From Vienna and Paris museums to her grand palace and estate in Versailles, and even at her burial site at the cathedral of St. Denis, Marie-Antoinette’s grace, beauty and sense of fashion resound with grit and growth through the ages.
The 15th child and the youngest daughter of Emperor Francis I and Empress Maria Theresa of Austria, Marie-Antoinette was Queen consort of France and wife of Louis XVI from 10 May 1774 until the French Revolution and the abolition of the French monarchy in 1792.
After she met the young Mozart in Vienna, she brought her passion for music, theater and opera to France. At Versailles, she showed her gift for interior decorating and artifact collecting, giving jobs to artisans and artists.
But what cemented her place as “Queen of Fashion” and first muse in the history of design was her collaboration with dressmaker Rose Bertin, self-proclaimed as her majesty’s “Minister of Fashion,” for her own designs, and even designs for her court. Together, Marie-Antoinette and Bertin sought to free the female form from the constraints of formalwear by using lighter materials and limiting the use of the stay only at ceremonial events.
The queen set many trends that first influenced her court then later on trickled down to opera fashions that can still be seen today. Among them are sky-high hairdos. Bertin teamed up with hairdresser Leonard Autier for the queen’s wild poufs, which often reached up to a yard in height and included even vegetation, often capped with white, pink or blue feathers.
Likewise, she made popular the robe a la francaise with wide skirts supported panniers and two box pleats that span from the shoulders to the floor.
Fashion faux pas
But while fashion gave Marie-Antoinette fame and glory, it also contributed to her downfall.
The queen’s en gaulle or robe en chemise that she wore in a portrait painted by Elisabeth Vigee-Le Brun scandalized the Parisian and Versailles court because first, the dress was made of imported muslin cotton instead of “patriotic” French silk. Second, it was frowned upon as an inappropriate ensemble in then etiquette-heavy French court.

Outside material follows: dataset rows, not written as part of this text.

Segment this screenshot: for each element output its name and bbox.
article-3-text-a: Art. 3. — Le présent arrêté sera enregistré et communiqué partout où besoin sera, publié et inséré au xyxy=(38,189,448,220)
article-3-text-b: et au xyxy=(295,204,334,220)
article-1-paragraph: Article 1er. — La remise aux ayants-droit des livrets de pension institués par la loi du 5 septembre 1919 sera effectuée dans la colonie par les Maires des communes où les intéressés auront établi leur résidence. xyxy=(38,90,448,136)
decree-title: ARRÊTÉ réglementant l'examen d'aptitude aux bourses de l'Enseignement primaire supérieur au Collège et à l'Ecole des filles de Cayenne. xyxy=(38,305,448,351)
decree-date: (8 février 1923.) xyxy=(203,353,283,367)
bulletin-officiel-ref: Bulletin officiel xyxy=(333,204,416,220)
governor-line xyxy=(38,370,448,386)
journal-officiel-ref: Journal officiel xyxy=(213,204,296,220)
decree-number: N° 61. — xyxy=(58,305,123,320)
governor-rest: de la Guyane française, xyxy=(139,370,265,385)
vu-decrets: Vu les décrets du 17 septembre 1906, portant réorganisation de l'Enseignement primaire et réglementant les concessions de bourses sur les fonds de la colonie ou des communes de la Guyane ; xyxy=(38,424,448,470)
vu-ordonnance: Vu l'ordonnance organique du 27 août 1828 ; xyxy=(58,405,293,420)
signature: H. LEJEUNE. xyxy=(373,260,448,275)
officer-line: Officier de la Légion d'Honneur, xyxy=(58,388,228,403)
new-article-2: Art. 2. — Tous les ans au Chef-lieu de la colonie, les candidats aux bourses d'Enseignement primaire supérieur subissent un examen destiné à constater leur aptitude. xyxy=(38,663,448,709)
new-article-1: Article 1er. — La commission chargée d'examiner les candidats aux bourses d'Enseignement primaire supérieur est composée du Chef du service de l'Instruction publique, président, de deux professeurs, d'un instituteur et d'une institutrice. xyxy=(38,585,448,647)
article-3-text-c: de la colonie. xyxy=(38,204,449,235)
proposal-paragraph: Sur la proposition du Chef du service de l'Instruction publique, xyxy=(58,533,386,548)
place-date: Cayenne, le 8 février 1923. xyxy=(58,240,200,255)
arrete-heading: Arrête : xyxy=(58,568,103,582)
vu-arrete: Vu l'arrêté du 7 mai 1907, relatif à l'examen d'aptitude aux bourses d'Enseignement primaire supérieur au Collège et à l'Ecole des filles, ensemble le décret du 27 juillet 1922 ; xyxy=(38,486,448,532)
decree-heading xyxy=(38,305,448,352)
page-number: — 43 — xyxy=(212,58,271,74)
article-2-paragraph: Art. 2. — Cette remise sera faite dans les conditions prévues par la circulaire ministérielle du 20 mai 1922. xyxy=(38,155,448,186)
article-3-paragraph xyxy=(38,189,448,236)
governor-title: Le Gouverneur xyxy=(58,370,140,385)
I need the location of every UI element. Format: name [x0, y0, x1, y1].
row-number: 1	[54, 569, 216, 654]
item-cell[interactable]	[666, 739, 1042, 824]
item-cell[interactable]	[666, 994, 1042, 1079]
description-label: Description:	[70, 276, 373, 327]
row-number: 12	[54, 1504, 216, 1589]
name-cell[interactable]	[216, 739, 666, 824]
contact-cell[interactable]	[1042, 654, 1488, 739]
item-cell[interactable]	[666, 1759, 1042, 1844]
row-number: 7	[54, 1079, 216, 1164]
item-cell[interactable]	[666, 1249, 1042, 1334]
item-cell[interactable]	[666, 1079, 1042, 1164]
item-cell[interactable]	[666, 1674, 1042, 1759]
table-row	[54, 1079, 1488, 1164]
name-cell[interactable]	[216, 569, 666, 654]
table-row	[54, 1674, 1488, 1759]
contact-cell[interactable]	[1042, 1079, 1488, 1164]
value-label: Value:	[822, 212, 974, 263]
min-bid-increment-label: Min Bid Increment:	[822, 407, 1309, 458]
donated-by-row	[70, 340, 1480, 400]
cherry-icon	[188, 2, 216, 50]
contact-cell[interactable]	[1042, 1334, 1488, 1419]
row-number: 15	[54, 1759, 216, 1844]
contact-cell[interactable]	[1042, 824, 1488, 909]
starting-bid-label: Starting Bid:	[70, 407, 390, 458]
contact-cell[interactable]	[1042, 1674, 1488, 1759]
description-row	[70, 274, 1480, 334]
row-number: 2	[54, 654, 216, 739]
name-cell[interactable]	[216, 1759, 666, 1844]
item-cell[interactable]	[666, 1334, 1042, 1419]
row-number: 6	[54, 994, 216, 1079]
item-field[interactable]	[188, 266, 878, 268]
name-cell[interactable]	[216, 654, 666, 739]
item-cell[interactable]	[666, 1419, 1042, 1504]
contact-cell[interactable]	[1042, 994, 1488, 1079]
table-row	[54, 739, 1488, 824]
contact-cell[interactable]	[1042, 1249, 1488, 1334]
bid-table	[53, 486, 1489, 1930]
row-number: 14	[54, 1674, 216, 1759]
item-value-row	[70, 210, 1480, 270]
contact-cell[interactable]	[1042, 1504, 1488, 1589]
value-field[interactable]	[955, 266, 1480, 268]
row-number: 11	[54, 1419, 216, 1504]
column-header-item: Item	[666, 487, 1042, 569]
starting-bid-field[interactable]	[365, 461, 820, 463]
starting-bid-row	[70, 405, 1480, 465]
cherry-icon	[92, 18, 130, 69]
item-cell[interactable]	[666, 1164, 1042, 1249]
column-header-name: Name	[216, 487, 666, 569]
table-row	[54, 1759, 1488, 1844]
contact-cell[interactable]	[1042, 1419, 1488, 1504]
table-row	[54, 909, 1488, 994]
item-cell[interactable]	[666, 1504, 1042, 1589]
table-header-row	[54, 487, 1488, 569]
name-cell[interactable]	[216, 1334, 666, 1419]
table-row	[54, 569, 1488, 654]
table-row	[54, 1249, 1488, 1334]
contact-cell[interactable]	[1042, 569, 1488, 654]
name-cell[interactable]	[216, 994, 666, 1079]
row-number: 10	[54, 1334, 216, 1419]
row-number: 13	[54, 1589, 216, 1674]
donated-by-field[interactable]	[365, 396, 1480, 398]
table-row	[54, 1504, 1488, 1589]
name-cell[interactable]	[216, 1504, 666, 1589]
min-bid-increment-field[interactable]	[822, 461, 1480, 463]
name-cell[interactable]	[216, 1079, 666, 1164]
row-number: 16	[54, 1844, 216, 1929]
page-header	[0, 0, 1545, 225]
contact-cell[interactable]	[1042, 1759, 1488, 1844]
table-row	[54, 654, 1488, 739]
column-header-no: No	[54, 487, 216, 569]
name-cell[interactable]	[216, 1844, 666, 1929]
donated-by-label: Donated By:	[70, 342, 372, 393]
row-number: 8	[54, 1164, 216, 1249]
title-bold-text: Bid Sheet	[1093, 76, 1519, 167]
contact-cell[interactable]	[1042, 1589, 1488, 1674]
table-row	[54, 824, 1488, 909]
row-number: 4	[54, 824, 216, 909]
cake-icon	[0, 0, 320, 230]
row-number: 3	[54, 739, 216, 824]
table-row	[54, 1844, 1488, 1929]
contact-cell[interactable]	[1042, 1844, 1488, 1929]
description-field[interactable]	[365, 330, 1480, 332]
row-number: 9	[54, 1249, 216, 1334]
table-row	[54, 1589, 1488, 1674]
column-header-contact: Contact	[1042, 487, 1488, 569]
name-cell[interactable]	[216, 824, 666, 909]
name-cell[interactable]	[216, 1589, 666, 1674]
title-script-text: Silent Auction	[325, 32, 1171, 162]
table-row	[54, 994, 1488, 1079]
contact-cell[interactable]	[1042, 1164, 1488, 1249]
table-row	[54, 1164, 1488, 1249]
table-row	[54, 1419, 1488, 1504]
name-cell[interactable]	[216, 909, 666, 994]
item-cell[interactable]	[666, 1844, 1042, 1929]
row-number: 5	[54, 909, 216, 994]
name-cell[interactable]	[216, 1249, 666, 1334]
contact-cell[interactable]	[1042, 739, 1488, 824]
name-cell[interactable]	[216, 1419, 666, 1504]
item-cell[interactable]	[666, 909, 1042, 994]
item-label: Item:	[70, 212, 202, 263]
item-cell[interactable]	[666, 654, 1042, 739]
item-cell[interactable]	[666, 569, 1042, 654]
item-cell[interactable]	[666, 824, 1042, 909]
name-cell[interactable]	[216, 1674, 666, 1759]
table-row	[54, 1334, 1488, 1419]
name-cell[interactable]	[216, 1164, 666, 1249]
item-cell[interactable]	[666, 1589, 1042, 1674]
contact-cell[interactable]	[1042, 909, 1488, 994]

It didn’t help that she acted at her own “Queen’s Theater” as a milkmaid or a member of the lower class, which further put her etiquettes into question.
Cardinal de Rohan was arrested in the Hall of Mirrors and imprisoned at the Bastille by order of the king — for purchasing a necklace on behalf of the queen — in an event called the “Affair of the Diamond Necklace.” The cardinal was made to believe he was having an affair with the queen, but was later found out to be a prostitute who looked like the queen and copied her, and for this prostitute he bought the diamond necklace “collier a l’esclavage,” originally made for the Countess Du Barry. Marie-Antoinette refused it several times, despite that the king offered to buy it for her. One of the swindlers that tricked the cardinal into buying the necklace for the queen ran to England to besmirch the queen’s reputation further as a bloodthirsty megalomaniac.
What takes the cake
Another incident that made Marie-Antoinette both fashion victim and victim of fake news was, of course, the quote she is best known for today — “Let them eat cake.” Legend has it that when the queen was told that the people had no bread to eat, she reportedly said, “Qu’ils mangent de la brioche,” which actually literally translates to “Let them eat brioche” and not “cake,” but it circulated as “cake” since brioche is a “rich” bread made of butter and eggs like cake.
There was no evidence proving that the queen really said the quote. But her highly exorbitant lifestyle is on record — Greek temples, lavish gardens, entertainment theaters and saloons with luxurious furnishings and silk wall hangings; an “almost compulsive need to buy jewelry and diamonds” and love for gambling and gambling debts — all paid for by the state budget and brought up at her trial, said historian Cecile Bery in her book Marie-Antoinette at Versailles. Her extreme expenditures only for the pleasure of her small group of friends — funded by public money — made her earn her place at the guillotine.
Perhaps, more than her fashion that has inspired many films and the French macaron shop Ladurée, Marie-Antoinette’s story is a cautionary tale — of what could (and should) happen to today’s corrupt government officials. And don’t you know that Marie-Antoinette has another “Philippine” connection besides corruption? Her sister-in-law who was also guillotined was named Elisabeth Philippine Marie Helene.